RABAT, March 27 (Reuters) – Morocco-based BMCE Bank posted a 4 percent rise in 2011 net profit as an increased market share in core banking and revenues from African markets helped it offset depressed stock market activity and higher bad debt provisions.
Morocco’s third biggest bank, led by local magnate Othmane Benjelloun, made 850 million dirhams ($100 million) net profit last year, or 4.94 dirhams per share.
BMCE said on Tuesday net operating income, which it referred to as net banking income, rose 8 percent to 8.14 billion dirhams, with the contribution of African subsidiaries rising to 41 percent in 2011 versus 35 percent in 2010.

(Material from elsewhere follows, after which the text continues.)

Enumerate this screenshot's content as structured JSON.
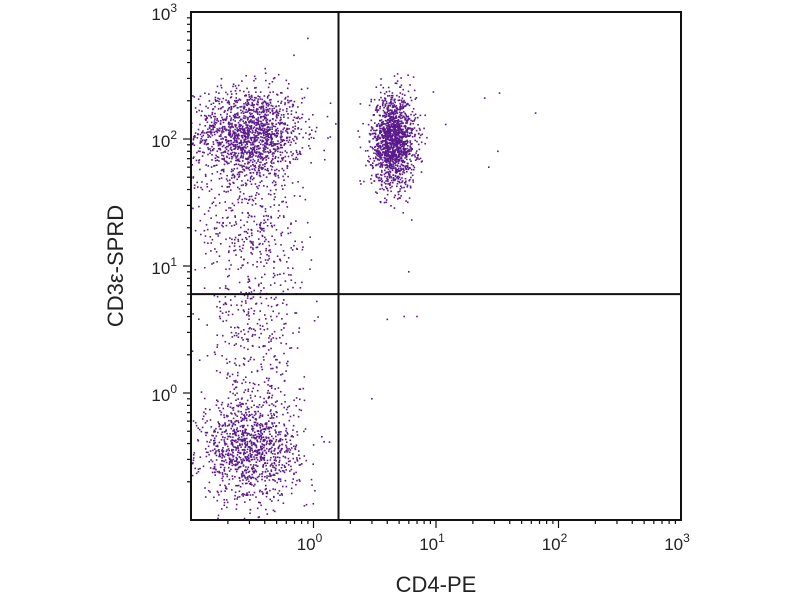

BMCE Bank holds a 59.4 percent stake in Bank of Africa, which is active in 21 African countries.
The lender’s market shares in loans and deposits rose by 0.1 percent and 0.3 percent to 13.1 and 14.6 percent respectively.
Loans rose 13 percent to 121.34 billion dirhams in 2011 while deposits grew by 5 percent to 139.15 billion dirhams, it said.
BMCE significantly reduced the losses of its London subsidiary, MediCapital.
The bank said it was constrained by lower activities on the securities brokerage industry amid a sluggish stock market and the absence of certain one-off revenues.
The main index of Morocco’s stock exchange lost 13 percent in 2011 amid a drop in trading activity induced mostly by regional political instability and the repercussions of the global financial crisis.
Shares in the bank were down 1.1 percent to 204.5 dirhams by 1247 GMT. The stock fell 18 percent in 2011 and has lost 3.2 percent since the start of 2012.
“BMCE did well in 2011 and continues to enjoy a decent financial flexibility when you consider its loan-to-deposit ratio amid the liquidity squeeze in the domestic market,” said a senior trader on the Casablanca bourse.
“The problem it has is its stock price which remains far too pricey considering its earnings per share,” the trader added.